Pero es que, claro, había una compensación inigualable. Estar con Proust era alcanzar una intensidad, una complejidad de vida que, sin él, Céleste no hubiera podido ni imaginar. “Mi día equivale a tu año”, cantaba Lou Reed; y sin duda los nueve años que la mujer pasó junto al escritor fueron los más importantes de toda su existencia. Inteligente y sensible, Céleste pudo desarrollar esas cualidades junto a Proust. Murió nonagenaria y echándole de menos. Su libro es una historia de amor, de descubrimiento estético e intelectual, de entrega, de lucha y maravilla; es, sobre todo, el relato de una feroz pelea contra la muerte.

Porque Proust era un neurótico aterrorizado y obsesionado desde la infancia por la muerte; y toda su obra es una tenaz batalla contra el tiempo, contra ese corrosivo fluir de los días que nos lleva a la nada. Pero esa batalla se multiplica en los años finales, en la época de Céleste, cuando Proust era consciente de que, en efecto, la muerte se acercaba a paso rápido y él aún tenía mucho libro que escribir. Consiguió poner fin a En busca del tiempo perdido apenas un mes antes de fallecer.

En realidad el emocionante texto de Céleste plantea a la perfección el viejo dilema entre vida y obra. Proust es uno de esos autores que, como Kafka o Pessoa, tuvieron unas existencias áridas, carentes, rutinarias, pobrísimas. Pero les cabía el universo entero en la cabeza. El caso de Marcel Proust parece especialmente sangrante, porque vivió la vida de un esnob; era adulador hasta la bajeza y se moría porque le hicieran caso una serie de personajillos de la buena sociedad totalmente insulsos, vacuos o despreciables. Pero luego todo ese tiempo dedicado a pisar salones, que en efecto podía parecer miserablemente perdido, se convirtió en el Tiempo Perdido con mayúsculas, en la sustancia misma de la vida, porque en cada existencia, por mínima o mediocre o estúpida que sea, puede contemplarse, si sabes mirar bien, la conmovedora y grotesca tragedia de la vida.

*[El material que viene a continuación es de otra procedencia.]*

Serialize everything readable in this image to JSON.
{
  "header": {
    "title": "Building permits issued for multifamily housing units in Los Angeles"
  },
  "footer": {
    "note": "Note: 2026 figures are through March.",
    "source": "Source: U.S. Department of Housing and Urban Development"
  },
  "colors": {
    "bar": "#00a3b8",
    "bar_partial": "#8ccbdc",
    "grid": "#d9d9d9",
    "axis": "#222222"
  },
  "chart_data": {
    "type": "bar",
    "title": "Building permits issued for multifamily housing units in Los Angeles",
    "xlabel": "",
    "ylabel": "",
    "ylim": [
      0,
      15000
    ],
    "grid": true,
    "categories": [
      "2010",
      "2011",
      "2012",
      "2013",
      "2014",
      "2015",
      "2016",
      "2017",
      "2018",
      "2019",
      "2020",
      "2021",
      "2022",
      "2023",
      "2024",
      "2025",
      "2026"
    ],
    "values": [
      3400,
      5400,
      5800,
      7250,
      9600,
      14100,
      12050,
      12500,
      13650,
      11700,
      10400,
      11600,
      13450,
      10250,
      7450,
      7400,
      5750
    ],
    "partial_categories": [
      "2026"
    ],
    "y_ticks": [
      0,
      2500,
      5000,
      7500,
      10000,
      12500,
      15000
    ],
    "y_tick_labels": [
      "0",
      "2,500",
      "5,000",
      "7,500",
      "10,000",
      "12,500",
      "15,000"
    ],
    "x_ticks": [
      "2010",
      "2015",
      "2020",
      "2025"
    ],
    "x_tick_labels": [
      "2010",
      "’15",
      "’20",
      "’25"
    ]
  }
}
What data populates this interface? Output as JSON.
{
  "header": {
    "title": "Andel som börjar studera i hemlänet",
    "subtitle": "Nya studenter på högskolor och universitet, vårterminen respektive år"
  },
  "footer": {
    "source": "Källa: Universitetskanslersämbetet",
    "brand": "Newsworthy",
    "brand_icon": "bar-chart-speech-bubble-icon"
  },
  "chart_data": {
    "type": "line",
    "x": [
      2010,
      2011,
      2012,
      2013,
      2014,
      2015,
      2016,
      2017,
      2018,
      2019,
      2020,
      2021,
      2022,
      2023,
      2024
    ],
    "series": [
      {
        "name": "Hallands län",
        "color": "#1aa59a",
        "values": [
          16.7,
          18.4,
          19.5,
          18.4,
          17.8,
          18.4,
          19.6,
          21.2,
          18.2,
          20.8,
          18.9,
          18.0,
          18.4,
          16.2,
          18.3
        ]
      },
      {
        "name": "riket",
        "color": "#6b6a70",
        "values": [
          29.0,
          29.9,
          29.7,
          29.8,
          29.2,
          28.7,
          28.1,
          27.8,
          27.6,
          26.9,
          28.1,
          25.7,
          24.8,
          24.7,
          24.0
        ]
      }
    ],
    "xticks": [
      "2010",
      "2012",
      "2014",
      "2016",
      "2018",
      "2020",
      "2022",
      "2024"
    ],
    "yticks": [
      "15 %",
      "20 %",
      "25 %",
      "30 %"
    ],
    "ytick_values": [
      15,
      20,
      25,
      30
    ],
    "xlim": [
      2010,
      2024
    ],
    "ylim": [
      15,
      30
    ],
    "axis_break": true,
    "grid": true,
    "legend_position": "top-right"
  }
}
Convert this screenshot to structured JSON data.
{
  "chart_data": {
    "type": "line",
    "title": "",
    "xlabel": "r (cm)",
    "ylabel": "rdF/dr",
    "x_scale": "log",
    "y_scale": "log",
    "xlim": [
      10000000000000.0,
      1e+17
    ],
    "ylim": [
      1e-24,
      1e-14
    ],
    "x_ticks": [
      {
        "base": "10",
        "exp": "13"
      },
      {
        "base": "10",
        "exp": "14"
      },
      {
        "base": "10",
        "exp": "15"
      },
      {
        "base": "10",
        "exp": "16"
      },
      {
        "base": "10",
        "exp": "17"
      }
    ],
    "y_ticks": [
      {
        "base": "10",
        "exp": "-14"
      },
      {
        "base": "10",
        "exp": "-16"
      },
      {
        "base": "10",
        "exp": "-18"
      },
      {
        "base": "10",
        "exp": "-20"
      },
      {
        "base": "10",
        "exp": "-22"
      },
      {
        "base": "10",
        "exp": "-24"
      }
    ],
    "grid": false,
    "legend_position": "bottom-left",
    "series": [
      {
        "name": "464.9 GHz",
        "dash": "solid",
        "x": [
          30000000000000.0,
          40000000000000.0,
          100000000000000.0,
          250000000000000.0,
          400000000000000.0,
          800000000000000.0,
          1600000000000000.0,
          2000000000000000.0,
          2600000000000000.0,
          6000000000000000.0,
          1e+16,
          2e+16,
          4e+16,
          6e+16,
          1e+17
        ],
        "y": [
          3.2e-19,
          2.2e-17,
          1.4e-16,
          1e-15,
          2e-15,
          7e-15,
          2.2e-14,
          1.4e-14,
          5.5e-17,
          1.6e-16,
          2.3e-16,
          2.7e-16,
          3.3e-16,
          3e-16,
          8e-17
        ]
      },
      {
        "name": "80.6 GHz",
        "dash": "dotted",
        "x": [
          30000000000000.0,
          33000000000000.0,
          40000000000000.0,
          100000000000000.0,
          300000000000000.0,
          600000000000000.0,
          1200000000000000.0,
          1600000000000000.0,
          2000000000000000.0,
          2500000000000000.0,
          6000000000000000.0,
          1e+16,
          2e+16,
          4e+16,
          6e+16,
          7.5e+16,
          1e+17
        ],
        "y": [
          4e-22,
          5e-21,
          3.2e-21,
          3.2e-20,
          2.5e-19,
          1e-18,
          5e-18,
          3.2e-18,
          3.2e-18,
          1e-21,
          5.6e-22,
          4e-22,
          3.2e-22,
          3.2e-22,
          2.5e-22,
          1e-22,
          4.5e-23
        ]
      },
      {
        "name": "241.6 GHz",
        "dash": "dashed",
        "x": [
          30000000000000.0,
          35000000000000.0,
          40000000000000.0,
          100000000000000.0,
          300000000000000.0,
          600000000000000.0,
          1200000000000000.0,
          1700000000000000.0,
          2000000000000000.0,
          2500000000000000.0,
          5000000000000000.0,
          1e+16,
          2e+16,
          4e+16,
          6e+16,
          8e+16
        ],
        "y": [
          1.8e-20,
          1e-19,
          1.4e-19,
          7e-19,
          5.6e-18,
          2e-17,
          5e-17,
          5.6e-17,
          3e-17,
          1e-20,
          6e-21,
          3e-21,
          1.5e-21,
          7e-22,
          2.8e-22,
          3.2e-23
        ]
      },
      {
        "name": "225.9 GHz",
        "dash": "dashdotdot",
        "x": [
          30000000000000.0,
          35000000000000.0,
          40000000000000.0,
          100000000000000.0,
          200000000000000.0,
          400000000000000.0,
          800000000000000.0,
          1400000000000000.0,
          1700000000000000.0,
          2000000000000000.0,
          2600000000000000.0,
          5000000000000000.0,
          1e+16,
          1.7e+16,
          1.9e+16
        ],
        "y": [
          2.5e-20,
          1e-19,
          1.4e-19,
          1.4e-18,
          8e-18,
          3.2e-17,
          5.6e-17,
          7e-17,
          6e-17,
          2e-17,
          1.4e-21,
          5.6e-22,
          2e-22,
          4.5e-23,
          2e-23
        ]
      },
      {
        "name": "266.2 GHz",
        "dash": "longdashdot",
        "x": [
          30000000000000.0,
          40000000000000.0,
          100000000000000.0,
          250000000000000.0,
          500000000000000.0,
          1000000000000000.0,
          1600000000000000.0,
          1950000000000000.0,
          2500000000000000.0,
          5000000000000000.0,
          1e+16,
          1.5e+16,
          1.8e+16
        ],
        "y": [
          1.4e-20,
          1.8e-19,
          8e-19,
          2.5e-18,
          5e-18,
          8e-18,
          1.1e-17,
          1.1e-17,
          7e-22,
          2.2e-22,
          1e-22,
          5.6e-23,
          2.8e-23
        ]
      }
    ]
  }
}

Proust murió en 1922, con 51 años. Céleste, tan joven entonces, falleció en 1984, a los 92. Sus conmovedoras palabras fueron recogidas magistralmente en 1973 por el escritor francés Georges Belmont, que murió en 2008 con casi cien años. El texto ha sido traducido por Esther Tusquets (junto con Elisa Martín Ortega), desaparecida en 2012 a los 76. Todos fallecieron. Esa dura batalla contra la muerte y el olvido que vemos reflejada en el libro de Céleste, esa esforzada pelea de los dos, a solas, en la frágil barquita de la cama de Proust, sufriendo las embestidas de la tempestad del tiempo, acabó en naufragio. Al final, la Parca siempre gana. Aunque, en esta ocasión, Proust consiguió herirla y, a fuerza de belleza, le robó unos cuantos instantes de eternidad.